Вся бальная жизнь не ввергала ее теперь в восхищение и не вызывала заинтересованности сама по себе – интерес девушки сконцентрировался на Дориане. Виконт после танцев отвел ее в Салон Венеры, где по кругу были расставлены столы с легкими закусками. Лоретта начинала подозревать, что Дориан хочет либо откормить ее, либо смутить: он так пристально рассматривал плафон «Венера, подчинившая своей власти богов и силы природы», что девушке ничего не оставалось, как приналечь на пирожные и сделать вид, будто она весьма увлечена лакомством. Тем более что плафон вызывал у Лоретты неясную тревогу. Венера, само собой разумеется, не походила на его величество, однако сам сюжет… Интересно, Дориан что-то имел в виду, когда вел Лоретту сюда? Девушка подозревала в его поступках тайный умысел. Виконт действовал тонко, очень тонко.

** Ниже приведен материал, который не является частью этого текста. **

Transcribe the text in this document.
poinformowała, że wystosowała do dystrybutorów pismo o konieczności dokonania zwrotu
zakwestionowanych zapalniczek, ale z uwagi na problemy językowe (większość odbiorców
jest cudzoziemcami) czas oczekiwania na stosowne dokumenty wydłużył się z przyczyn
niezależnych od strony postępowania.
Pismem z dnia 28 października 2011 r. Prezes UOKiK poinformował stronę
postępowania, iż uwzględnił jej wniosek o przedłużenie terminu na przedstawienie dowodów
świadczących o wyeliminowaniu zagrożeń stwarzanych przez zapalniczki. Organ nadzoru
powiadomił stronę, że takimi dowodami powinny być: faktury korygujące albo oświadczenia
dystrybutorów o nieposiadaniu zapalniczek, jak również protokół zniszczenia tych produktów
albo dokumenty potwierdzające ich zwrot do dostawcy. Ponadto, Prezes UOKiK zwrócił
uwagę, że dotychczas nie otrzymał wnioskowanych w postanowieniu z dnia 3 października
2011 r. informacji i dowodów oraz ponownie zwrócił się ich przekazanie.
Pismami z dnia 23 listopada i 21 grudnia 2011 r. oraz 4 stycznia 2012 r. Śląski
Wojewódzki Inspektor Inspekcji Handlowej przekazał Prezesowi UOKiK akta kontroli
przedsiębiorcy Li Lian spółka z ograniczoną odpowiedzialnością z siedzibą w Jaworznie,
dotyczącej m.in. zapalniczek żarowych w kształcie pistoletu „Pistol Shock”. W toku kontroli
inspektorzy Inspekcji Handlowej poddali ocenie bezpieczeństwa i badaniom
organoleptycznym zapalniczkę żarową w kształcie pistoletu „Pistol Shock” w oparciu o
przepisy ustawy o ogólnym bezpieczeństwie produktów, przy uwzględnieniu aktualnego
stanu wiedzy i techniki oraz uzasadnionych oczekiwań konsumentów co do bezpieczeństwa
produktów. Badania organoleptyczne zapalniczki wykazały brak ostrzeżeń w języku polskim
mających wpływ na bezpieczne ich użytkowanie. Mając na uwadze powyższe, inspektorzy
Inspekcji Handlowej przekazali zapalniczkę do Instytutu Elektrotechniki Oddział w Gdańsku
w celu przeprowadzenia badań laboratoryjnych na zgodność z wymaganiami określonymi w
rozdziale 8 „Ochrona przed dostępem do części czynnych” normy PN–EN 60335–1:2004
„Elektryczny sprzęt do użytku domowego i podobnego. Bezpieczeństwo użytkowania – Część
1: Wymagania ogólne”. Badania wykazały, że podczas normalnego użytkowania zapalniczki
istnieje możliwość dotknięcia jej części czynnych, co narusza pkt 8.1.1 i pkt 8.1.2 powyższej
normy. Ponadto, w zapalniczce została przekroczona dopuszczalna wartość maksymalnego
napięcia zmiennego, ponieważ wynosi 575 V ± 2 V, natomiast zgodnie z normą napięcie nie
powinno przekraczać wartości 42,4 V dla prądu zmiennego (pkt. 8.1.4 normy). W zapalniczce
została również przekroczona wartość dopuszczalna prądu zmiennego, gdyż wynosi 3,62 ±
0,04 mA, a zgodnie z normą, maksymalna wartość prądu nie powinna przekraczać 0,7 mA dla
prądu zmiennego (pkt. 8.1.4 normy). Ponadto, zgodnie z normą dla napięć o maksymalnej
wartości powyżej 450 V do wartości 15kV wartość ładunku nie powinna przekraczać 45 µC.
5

В центральном овале можно было полюбоваться на трех Граций, возлагающих венок на чело сидящей в своей колеснице Венеры; богиня держала гирлянды из роз, которые оплетали Марса, Вулкана, Бахуса, Нептуна и Юпитера (в их чертах все-таки проглядывалась схожесть с Людовиком – потрясающе, как король подчинил себе всех греческих богов). Нарисованные в углах плафона Амуры связывали этими гирляндами Тита с Берениче, Антуана с Клеопатрой, Язона с Медеей, Тезея с Ариадной. Гризайли,[1]выделяющиеся на золотистом фоне, располагались по обе стороны от центрального мотива и представляли «Юпитера в облике быка, похищающего Европу» и «Амфитриту, уносящуюся на Дельфине». Салон Венеры был одним из любимых залов Лоретты, его мягкое золотистое сияние, казалось, было рассеяно в воздухе.